Transcurría un día como cualquiera en el impávido planeta. Miles de niños salían de trabajar después de una larga jornada en la maquila mientras otro millar de niños salía de la escuela en otro rincón del mundo, una madre lloraba al pie de la tumba de su hijo después de haber sido matado por robar algo que comer para llevar a casa mientras otra madre festejaba la graduación de su hijo en otro rincón del mundo (por supuesto), un ejecutivo de Wall Street se adjudicaba millones de dólares a su billetera mientras un constructor se preguntaba cómo mantendría a su familia después de haber sido despedido en otro rincón del mundo.
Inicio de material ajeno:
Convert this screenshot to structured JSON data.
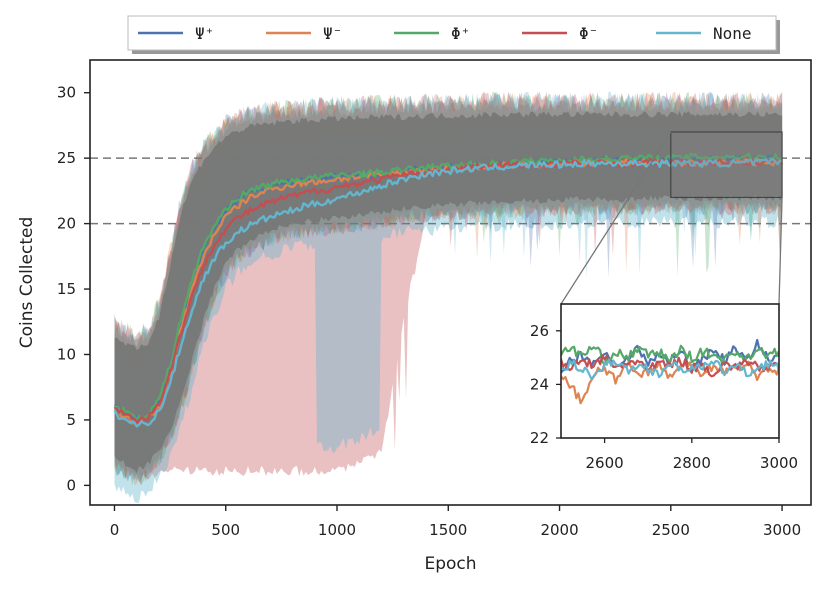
{
  "chart_data": {
    "type": "line",
    "xlabel": "Epoch",
    "ylabel": "Coins Collected",
    "xlim": [
      -110,
      3130
    ],
    "ylim": [
      -1.5,
      32.5
    ],
    "xticks": [
      0,
      500,
      1000,
      1500,
      2000,
      2500,
      3000
    ],
    "yticks": [
      0,
      5,
      10,
      15,
      20,
      25,
      30
    ],
    "reference_lines": [
      25,
      20
    ],
    "legend_position": "top-center",
    "grid": false,
    "x": [
      0,
      50,
      100,
      150,
      200,
      250,
      300,
      350,
      400,
      450,
      500,
      550,
      600,
      650,
      700,
      750,
      800,
      850,
      900,
      950,
      1000,
      1100,
      1200,
      1300,
      1400,
      1500,
      1600,
      1700,
      1800,
      1900,
      2000,
      2100,
      2200,
      2300,
      2400,
      2500,
      2600,
      2700,
      2800,
      2900,
      3000
    ],
    "series": [
      {
        "name": "Ψ⁺",
        "color": "#4c72b0",
        "values": [
          6.0,
          5.5,
          5.0,
          5.3,
          6.5,
          9.0,
          12.5,
          15.5,
          18.0,
          19.8,
          21.0,
          21.8,
          22.3,
          22.7,
          22.9,
          23.1,
          23.2,
          23.3,
          23.4,
          23.5,
          23.6,
          23.7,
          23.8,
          24.0,
          24.2,
          24.3,
          24.4,
          24.5,
          24.6,
          24.6,
          24.7,
          24.7,
          24.8,
          24.8,
          24.8,
          24.9,
          24.9,
          24.9,
          24.9,
          24.95,
          25.0
        ]
      },
      {
        "name": "Ψ⁻",
        "color": "#dd8452",
        "values": [
          5.8,
          5.2,
          4.8,
          5.0,
          6.0,
          8.5,
          12.0,
          15.0,
          17.5,
          19.3,
          20.5,
          21.3,
          21.9,
          22.3,
          22.6,
          22.8,
          23.0,
          23.1,
          23.2,
          23.3,
          23.4,
          23.6,
          23.7,
          23.9,
          24.1,
          24.2,
          24.3,
          24.4,
          24.5,
          24.5,
          24.6,
          24.6,
          24.7,
          24.7,
          24.7,
          24.7,
          24.6,
          24.7,
          24.7,
          24.7,
          24.7
        ]
      },
      {
        "name": "Φ⁺",
        "color": "#55a868",
        "values": [
          6.1,
          5.6,
          5.2,
          5.4,
          6.6,
          9.2,
          12.8,
          15.8,
          18.2,
          19.9,
          21.1,
          21.9,
          22.4,
          22.8,
          23.0,
          23.2,
          23.3,
          23.4,
          23.5,
          23.6,
          23.7,
          23.8,
          23.9,
          24.1,
          24.3,
          24.4,
          24.5,
          24.6,
          24.7,
          24.8,
          24.8,
          24.9,
          24.9,
          25.0,
          25.0,
          25.0,
          25.1,
          25.1,
          25.1,
          25.1,
          25.1
        ]
      },
      {
        "name": "Φ⁻",
        "color": "#c44e52",
        "values": [
          5.9,
          5.4,
          5.0,
          5.2,
          6.2,
          8.6,
          11.8,
          14.5,
          16.8,
          18.5,
          19.6,
          20.4,
          20.9,
          21.3,
          21.6,
          21.9,
          22.1,
          22.3,
          22.5,
          22.6,
          22.8,
          23.1,
          23.4,
          23.7,
          23.9,
          24.1,
          24.3,
          24.4,
          24.5,
          24.5,
          24.6,
          24.6,
          24.6,
          24.6,
          24.7,
          24.7,
          24.6,
          24.7,
          24.7,
          24.7,
          24.7
        ]
      },
      {
        "name": "None",
        "color": "#64b5cd",
        "values": [
          5.5,
          5.0,
          4.6,
          4.8,
          5.6,
          7.8,
          10.8,
          13.5,
          15.8,
          17.4,
          18.5,
          19.3,
          19.8,
          20.2,
          20.5,
          20.8,
          21.0,
          21.3,
          21.5,
          21.7,
          21.9,
          22.4,
          22.9,
          23.4,
          23.8,
          24.0,
          24.2,
          24.3,
          24.4,
          24.5,
          24.5,
          24.6,
          24.6,
          24.6,
          24.6,
          24.6,
          24.6,
          24.6,
          24.6,
          24.7,
          24.7
        ]
      }
    ],
    "band_upper": [
      11.5,
      11.0,
      10.5,
      11.0,
      13.0,
      17.0,
      21.0,
      23.5,
      25.0,
      26.0,
      26.8,
      27.2,
      27.5,
      27.7,
      27.8,
      27.9,
      28.0,
      28.0,
      28.1,
      28.1,
      28.2,
      28.2,
      28.3,
      28.3,
      28.4,
      28.4,
      28.4,
      28.5,
      28.5,
      28.5,
      28.5,
      28.5,
      28.5,
      28.5,
      28.5,
      28.5,
      28.5,
      28.5,
      28.5,
      28.5,
      28.5
    ],
    "band_lower": [
      2.0,
      1.5,
      1.0,
      1.5,
      2.5,
      4.0,
      6.5,
      9.5,
      12.5,
      15.0,
      16.8,
      17.8,
      18.5,
      19.0,
      19.3,
      19.6,
      19.8,
      20.0,
      20.1,
      20.2,
      20.3,
      20.5,
      20.7,
      21.0,
      21.2,
      21.3,
      21.4,
      21.5,
      21.6,
      21.6,
      21.7,
      21.7,
      21.7,
      21.7,
      21.8,
      21.8,
      21.8,
      21.8,
      21.8,
      21.8,
      21.8
    ],
    "red_band_lower": [
      2.0,
      1.5,
      1.0,
      1.2,
      1.5,
      1.5,
      1.5,
      1.5,
      1.5,
      1.5,
      1.5,
      1.5,
      1.5,
      1.5,
      1.5,
      1.5,
      1.5,
      1.5,
      1.5,
      1.5,
      1.5,
      2.0,
      3.0,
      13.0,
      21.2,
      21.3,
      21.4,
      21.5,
      21.6,
      21.6,
      21.7,
      21.7,
      21.7,
      21.7,
      21.8,
      21.8,
      21.8,
      21.8,
      21.8,
      21.8,
      21.8
    ],
    "inset": {
      "xlim": [
        2500,
        3000
      ],
      "ylim": [
        22,
        27
      ],
      "xticks": [
        2600,
        2800,
        3000
      ],
      "yticks": [
        22,
        24,
        26
      ],
      "x": [
        2500,
        2525,
        2550,
        2575,
        2600,
        2625,
        2650,
        2675,
        2700,
        2725,
        2750,
        2775,
        2800,
        2825,
        2850,
        2875,
        2900,
        2925,
        2950,
        2975,
        3000
      ],
      "series": [
        {
          "name": "Ψ⁺",
          "values": [
            24.6,
            24.9,
            25.1,
            24.8,
            25.2,
            24.7,
            25.0,
            25.3,
            24.8,
            25.1,
            24.9,
            25.2,
            24.7,
            25.0,
            25.3,
            24.9,
            25.4,
            24.8,
            25.6,
            24.9,
            25.0
          ]
        },
        {
          "name": "Ψ⁻",
          "values": [
            24.3,
            23.9,
            23.3,
            24.4,
            24.6,
            24.2,
            24.8,
            24.4,
            24.5,
            24.7,
            24.3,
            24.6,
            24.8,
            24.4,
            24.7,
            24.5,
            24.6,
            24.8,
            24.3,
            24.6,
            24.5
          ]
        },
        {
          "name": "Φ⁺",
          "values": [
            25.2,
            25.3,
            25.1,
            25.4,
            24.9,
            25.2,
            25.0,
            25.3,
            25.1,
            25.2,
            24.9,
            25.3,
            25.0,
            25.2,
            25.1,
            24.9,
            25.2,
            25.0,
            25.3,
            25.1,
            25.2
          ]
        },
        {
          "name": "Φ⁻",
          "values": [
            24.8,
            24.6,
            24.9,
            24.7,
            25.0,
            24.6,
            24.8,
            24.9,
            24.5,
            24.8,
            24.7,
            24.9,
            24.6,
            24.7,
            24.4,
            24.8,
            24.6,
            24.9,
            24.7,
            24.5,
            24.8
          ]
        },
        {
          "name": "None",
          "values": [
            24.5,
            24.8,
            24.6,
            24.3,
            24.7,
            24.9,
            24.5,
            24.7,
            24.6,
            24.4,
            24.8,
            24.5,
            24.7,
            24.6,
            24.8,
            24.5,
            24.7,
            24.4,
            24.6,
            24.8,
            24.6
          ]
        }
      ]
    }
  }
}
El destino parecía burlarse de la humanidad al negarle la oportunidad de ver cómo el sol y la luna agonizaban en el paredón de fusilamiento de la penitenciaria de una corporación mundial, la vida se había convertido en una ilusión que sedaba al deseo y mataba de sed a la esperanza.
Miguel Cambronero había dedicado toda su vida a vender lotería en las calles de la ciudad, había observado cómo, poco a poco, el gris venció al azul del cielo para amenazar con ser un huésped eterno del gran hotel urbano. Su labor como voyeur citadino lo había dejado percatarse del modo en que los automóviles formaron su propia manada para ejercer la jefatura en la jungla del asfalto, lo había hecho testigo del modo en que el silencio fue embotellado para ser vendido en los anaqueles de un supermercado de gente adinerada y de cómo las personas olvidaron sonreír. Porque Miguel estaba sumergido en los escombros de una civilización pronta a extinguirse en donde el ambiente era atiborrado de rezos vacíos destinados a que un dios inexistente no los respondiera, la fe había sido obligada a prostituirse en una casa cural para garantizar su sobrevivencia y la sombra de un crucifijo roto se proyectaba al atardecer. Lo que más le preocupaba a este vendedor de lotería era que ya nadie le ofrecía una sonrisa desinteresada cuando vendía un pedacito de suerte, parecía que algo había poseído a la personas para no dejarlas ser quienes eran. Miraba cómo cada vez llegaban más personas a la casa de empeño, que estaba a la par de su puesto, para cambiar pertenencias por billetes con la cara impresa de un hombre o una mujer que él nunca llegaría a conocer, siempre intentaba encontrar la razón de por que algo tan insignificante como un papel verde era el eje en que rotaba el mundo.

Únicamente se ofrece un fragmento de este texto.